Simple realocation resolver implementation:
简单realocation解析器实现:
void reolve_reloc(uintptr_t* offset, void* (*addend)())
{
//addend is pointer to function
*offset = addend();
}
From the example at the start of this answer. The last addend from the relocation table points to the address 0x416060
which is function strcpy_ifunc
. See the output from disassembly:
从这个答案开始的例子。重新定位表的最后一个addend指向地址0x416060,该地址是函数strcpy_ifunc。请参阅拆卸的输出:
0000000000416060 <strcpy_ifunc>:
416060: f6 05 05 8d 28 00 10 testb $0x10,0x288d05(%rip) # 69ed6c <_dl_x86_cpu_features+0x4c>
416067: 75 27 jne 416090 <strcpy_ifunc+0x30>
416069: f6 05 c1 8c 28 00 02 testb $0x2,0x288cc1(%rip) # 69ed31 <_dl_x86_cpu_features+0x11>
416070: 75 0e jne 416080 <strcpy_ifunc+0x20>
416072: 48 c7 c0 70 dd 42 00 mov $0x42dd70,%rax
416079: c3 retq
41607a: 66 0f 1f 44 00 00 nopw 0x0(%rax,%rax,1)
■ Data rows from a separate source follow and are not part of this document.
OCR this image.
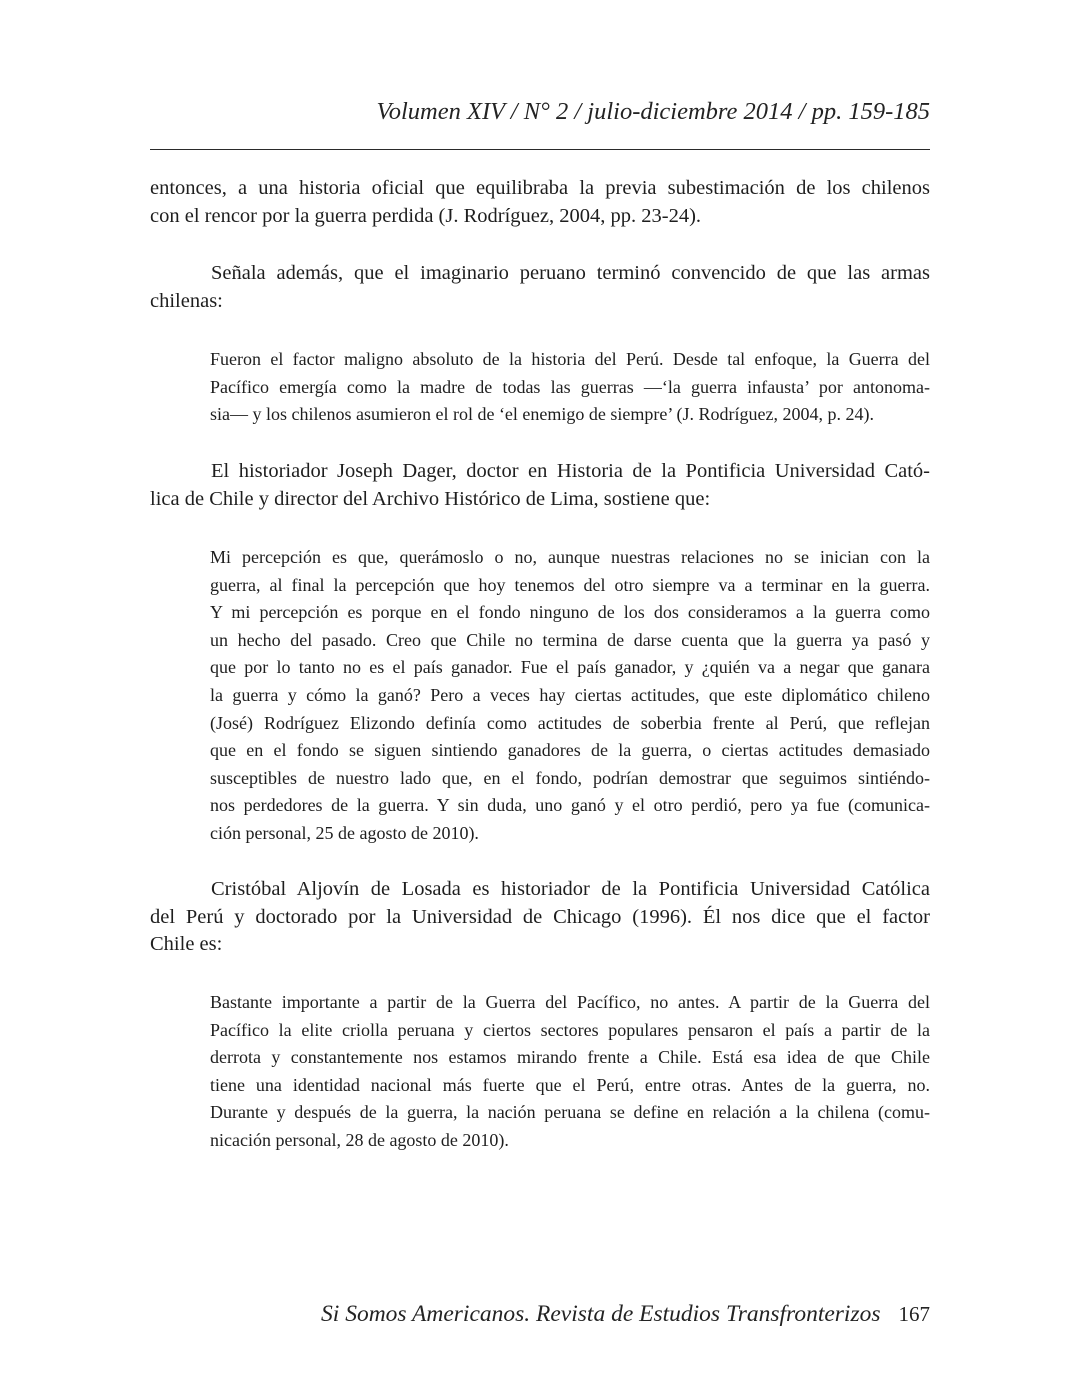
Volumen XIV / N° 2 / julio-diciembre 2014 / pp. 159-185
entonces, a una historia oficial que equilibraba la previa subestimación de los chilenos
con el rencor por la guerra perdida (J. Rodríguez, 2004, pp. 23-24).
Señala además, que el imaginario peruano terminó convencido de que las armas
chilenas:
Fueron el factor maligno absoluto de la historia del Perú. Desde tal enfoque, la Guerra del
Pacífico emergía como la madre de todas las guerras —‘la guerra infausta’ por antonoma-
sia— y los chilenos asumieron el rol de ‘el enemigo de siempre’ (J. Rodríguez, 2004, p. 24).
El historiador Joseph Dager, doctor en Historia de la Pontificia Universidad Cató-
lica de Chile y director del Archivo Histórico de Lima, sostiene que:
Mi percepción es que, querámoslo o no, aunque nuestras relaciones no se inician con la
guerra, al final la percepción que hoy tenemos del otro siempre va a terminar en la guerra.
Y mi percepción es porque en el fondo ninguno de los dos consideramos a la guerra como
un hecho del pasado. Creo que Chile no termina de darse cuenta que la guerra ya pasó y
que por lo tanto no es el país ganador. Fue el país ganador, y ¿quién va a negar que ganara
la guerra y cómo la ganó? Pero a veces hay ciertas actitudes, que este diplomático chileno
(José) Rodríguez Elizondo definía como actitudes de soberbia frente al Perú, que reflejan
que en el fondo se siguen sintiendo ganadores de la guerra, o ciertas actitudes demasiado
susceptibles de nuestro lado que, en el fondo, podrían demostrar que seguimos sintiéndo-
nos perdedores de la guerra. Y sin duda, uno ganó y el otro perdió, pero ya fue (comunica-
ción personal, 25 de agosto de 2010).
Cristóbal Aljovín de Losada es historiador de la Pontificia Universidad Católica
del Perú y doctorado por la Universidad de Chicago (1996). Él nos dice que el factor
Chile es:
Bastante importante a partir de la Guerra del Pacífico, no antes. A partir de la Guerra del
Pacífico la elite criolla peruana y ciertos sectores populares pensaron el país a partir de la
derrota y constantemente nos estamos mirando frente a Chile. Está esa idea de que Chile
tiene una identidad nacional más fuerte que el Perú, entre otras. Antes de la guerra, no.
Durante y después de la guerra, la nación peruana se define en relación a la chilena (comu-
nicación personal, 28 de agosto de 2010).
Si Somos Americanos. Revista de Estudios Transfronterizos 167
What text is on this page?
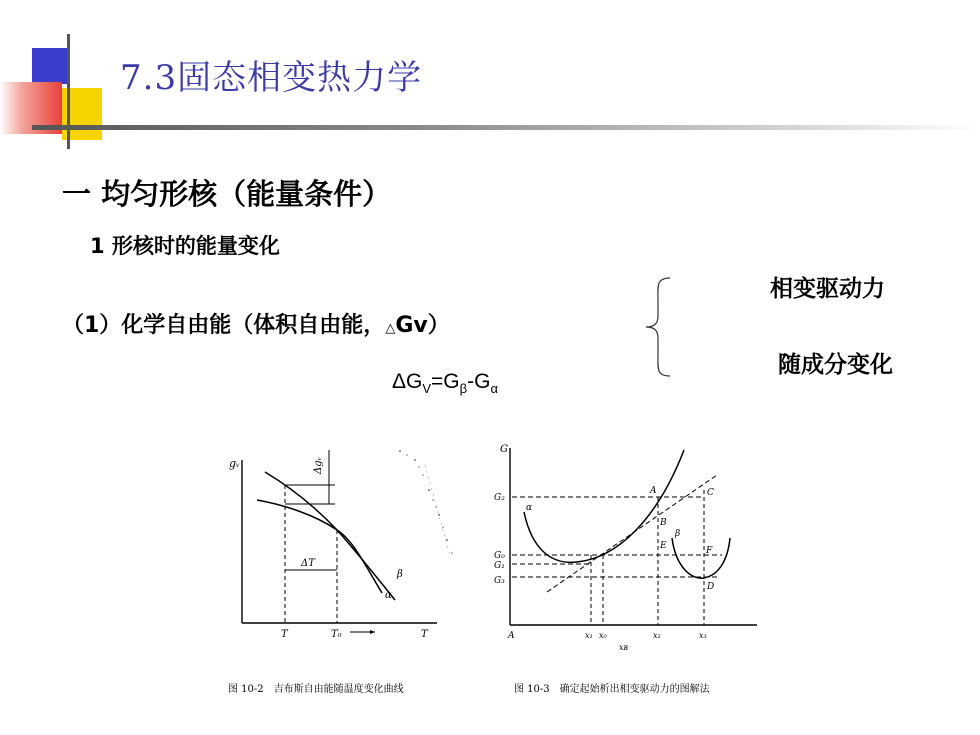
7.3固态相变热力学
一 均匀形核（能量条件）
1 形核时的能量变化
（1）化学自由能（体积自由能，△Gv）
$\Delta G_V=G_\beta-G_\alpha$
相变驱动力
随成分变化
gᵥ	Δgᵥ
ΔT
β
α
T	T₀	T
G
G₂
G₀
G₁
G₃
A
B
C
D
E	F
α
β
A	x₁ x₀	x₂	x₃
xʙ
图 10-2　吉布斯自由能随温度变化曲线	图 10-3　确定起始析出相变驱动力的图解法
416080: 48 c7 c0 30 df 42 00 mov $0x42df30,%rax
416087: c3 retq
416088: 0f 1f 84 00 00 00 00 nopl 0x0(%rax,%rax,1)
41608f: 00
416090: 48 c7 c0 f0 0e 43 00 mov $0x430ef0,%rax
416097: c3 retq
416098: 0f 1f 84 00 00 00 00 nopl 0x0(%rax,%rax,1)
41609f: 00
The strcpy_ifunc
pick the best alternative of all strcpy
implementations adn returns pointer on it. In my case it return address 0x430ef0
which is __strcpy_sse2_unaligned
. This address is ten put at 0x69c018
which is at .glob.plt + 0x18
strcpy_ifunc选择了所有strcpy实现的最佳选择,adn返回指向它的指针。在我的例子中,它返回地址0x430ef0,它是__strcpy_sse2_unaligned。这个地址是10放在。glob的0x69c018。plt + 0 x18
Who and when resolve it
Usually the first thought with reallocation is that all this stuff handles dynamic interpreter (ldd
). But in this case the program is statically linked and the .interp
section is empty. In this case it resolved in the function __libc_start_main
which is part of the GLIBC. Except solving relocation this function also take care of passing command line argument to your main
and do some other stuff.
通常,重新分配的第一个想法是所有这些东西都处理动态解释器(ldd)。但是在这种情况下,程序是静态链接的,而.interp部分是空的。在本例中,它在函数__libc_start_main中解析,这是GLIBC的一部分。除了解决移位,这个函数还会处理通过命令行参数到你的main并做一些其他的事情。
Access to the relocation table
When I figure it out i had last question, how the __libc_start_main
access the relocation table saved in the ELF headers? The first thought was it somehow opens the running binary for reading and process it. Of course this is totally wrong. If you look at the program header of the executable you will see something like this (readlef -l test
):
当我找到最后一个问题时,__libc_start_main如何访问在ELF头中保存的重新定位表?第一个想法是,它以某种方式打开了运行的二进制文件来读取和处理它。当然这是完全错误的。如果你看一下可执行文件的程序头,你会看到这样的东西(readlef -l测试):
Type Offset VirtAddr PhysAddr
FileSiz MemSiz Flags Align
LOAD 0x0000000000000000 0x0000000000400000 0x0000000000400000
0x0000000000098451 0x0000000000098451 R E 0x200000
...
The offset in this header is offset from the first byte of the executable file. So what the first item in the program header says is copy first 0x98451 bytes of the test
file into memory. But on the offset 0x0 is ELF header. So with code segment it will also load ELF headers into memory and __libc_start_main
can easily access it.
这个头的偏移量由可执行文件的第一个字节偏移。所以程序头的第一个项目是将测试文件的第一个0x98451字节复制到内存中。但是在偏移量0x0上是ELF头。因此,在代码段中,它还将把ELF头加载到内存中,并且__libc_start_main可以很容易地访问它。